We came to a big corridor, where there was a steady flow of people heading in one direction, which we figured was out. So we got into the flow, and pretty soon we came to a building exit, with everybody pouring out past a bunch of soldiers, who were shouting, but nobody was paying any attention.

Now we were outside in a huge mob, everybody yelling and shoving everybody else. There were helicopters overhead, and more sirens, and more loudspeakers blaring. Horkman and I had no idea which way to go, and it wouldn't have mattered if we did, because all we could do was get pushed along by the crowd. We got swept into a wide street next to a huge open area containing approximately the entire fucking population of China.

That's when it got bad.

First, I heard screaming in front of us. A
lot
of screaming, really loud.

Then, all of a sudden, all the people in front of us, who had been surging forward, suddenly turned around and started surging back in our direction.

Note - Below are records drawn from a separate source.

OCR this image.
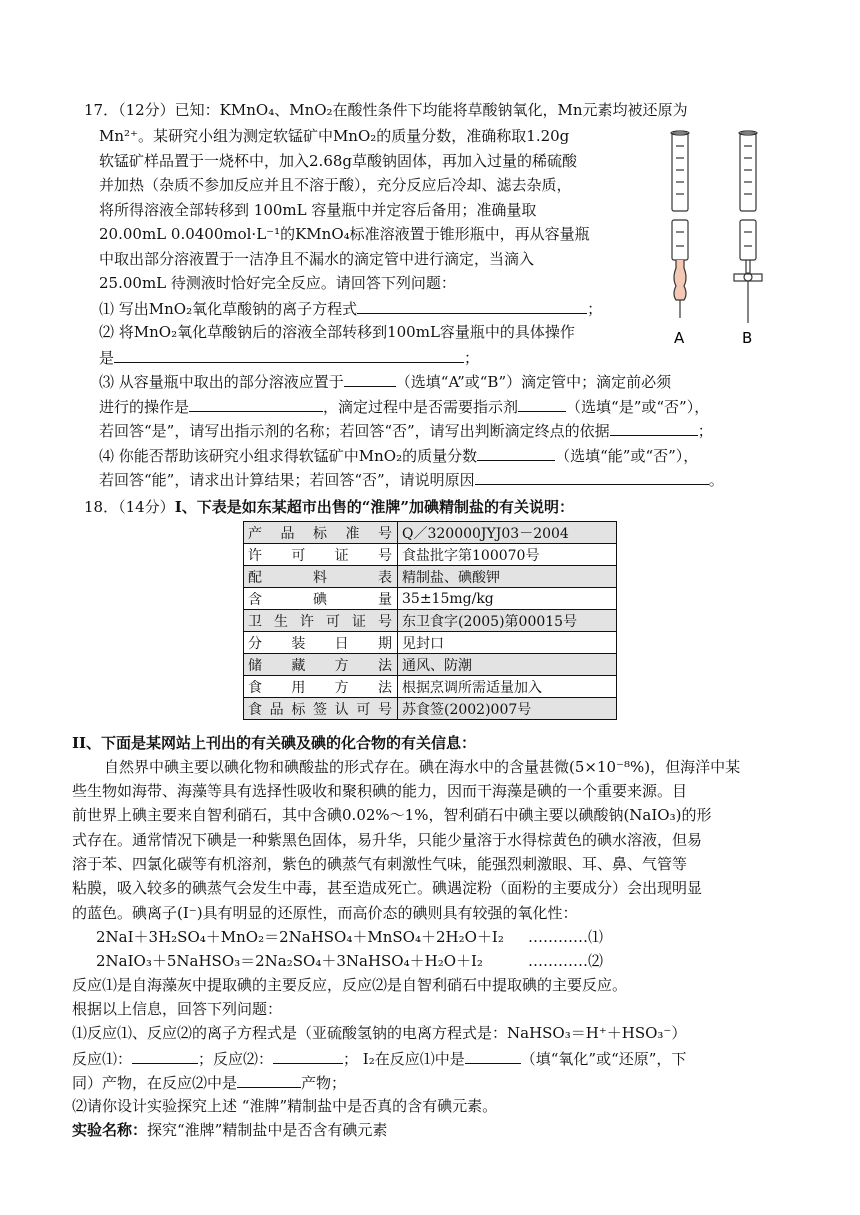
17．（12分）已知：KMnO₄、MnO₂在酸性条件下均能将草酸钠氧化，Mn元素均被还原为
Mn²⁺。某研究小组为测定软锰矿中MnO₂的质量分数，准确称取1.20g
软锰矿样品置于一烧杯中，加入2.68g草酸钠固体，再加入过量的稀硫酸
并加热（杂质不参加反应并且不溶于酸），充分反应后冷却、滤去杂质，
将所得溶液全部转移到 100mL 容量瓶中并定容后备用；准确量取
20.00mL 0.0400mol·L⁻¹的KMnO₄标准溶液置于锥形瓶中，再从容量瓶
中取出部分溶液置于一洁净且不漏水的滴定管中进行滴定，当滴入
25.00mL 待测液时恰好完全反应。请回答下列问题：
⑴ 写出MnO₂氧化草酸钠的离子方程式	；
⑵ 将MnO₂氧化草酸钠后的溶液全部转移到100mL容量瓶中的具体操作
是	；
⑶ 从容量瓶中取出的部分溶液应置于	（选填“A”或“B”）滴定管中；滴定前必须
进行的操作是	，滴定过程中是否需要指示剂	（选填“是”或“否”），
若回答“是”，请写出指示剂的名称；若回答“否”，请写出判断滴定终点的依据	；
⑷ 你能否帮助该研究小组求得软锰矿中MnO₂的质量分数	（选填“能”或“否”），
若回答“能”，请求出计算结果；若回答“否”，请说明原因	。
A	B
18．（14分）I、下表是如东某超市出售的“淮牌”加碘精制盐的有关说明：
产品标准号	Q／320000JYJ03－2004
许可证号	食盐批字第100070号
配料表	精制盐、碘酸钾
含碘量	35±15mg/kg
卫生许可证号	东卫食字(2005)第00015号
分装日期	见封口
储藏方法	通风、防潮
食用方法	根据烹调所需适量加入
食品标签认可号	苏食签(2002)007号
II、下面是某网站上刊出的有关碘及碘的化合物的有关信息：
自然界中碘主要以碘化物和碘酸盐的形式存在。碘在海水中的含量甚微(5×10⁻⁸%)，但海洋中某
些生物如海带、海藻等具有选择性吸收和聚积碘的能力，因而干海藻是碘的一个重要来源。目
前世界上碘主要来自智利硝石，其中含碘0.02%～1%，智利硝石中碘主要以碘酸钠(NaIO₃)的形
式存在。通常情况下碘是一种紫黑色固体，易升华，只能少量溶于水得棕黄色的碘水溶液，但易
溶于苯、四氯化碳等有机溶剂，紫色的碘蒸气有刺激性气味，能强烈刺激眼、耳、鼻、气管等
粘膜，吸入较多的碘蒸气会发生中毒，甚至造成死亡。碘遇淀粉（面粉的主要成分）会出现明显
的蓝色。碘离子(I⁻)具有明显的还原性，而高价态的碘则具有较强的氧化性：
2NaI＋3H₂SO₄＋MnO₂＝2NaHSO₄＋MnSO₄＋2H₂O＋I₂ …………⑴
2NaIO₃＋5NaHSO₃＝2Na₂SO₄＋3NaHSO₄＋H₂O＋I₂	…………⑵
反应⑴是自海藻灰中提取碘的主要反应，反应⑵是自智利硝石中提取碘的主要反应。
根据以上信息，回答下列问题：
⑴反应⑴、反应⑵的离子方程式是（亚硫酸氢钠的电离方程式是：NaHSO₃＝H⁺＋HSO₃⁻）
反应⑴：	；反应⑵：	； I₂在反应⑴中是	（填“氧化”或“还原”，下
同）产物，在反应⑵中是	产物；
⑵请你设计实验探究上述 “淮牌”精制盐中是否真的含有碘元素。
实验名称：探究“淮牌”精制盐中是否含有碘元素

Then I got my fucking foot stuck. I don't know how I did it, but all of a sudden my left foot was jammed way down into a wide crack in the pavement, and I could
not
get the fucking thing back out, at least not with all these asshole Chinese people pushing against me and screaming.

“HORKMAN!” I yelled. “HELP ME OUT HERE! I'M STUCK!”

“I CAN'T GET TO YOU!” he yelled back from the crowd, which was dragging him away. Right then I decided I was definitely keeping all the Mickey Mantle card money.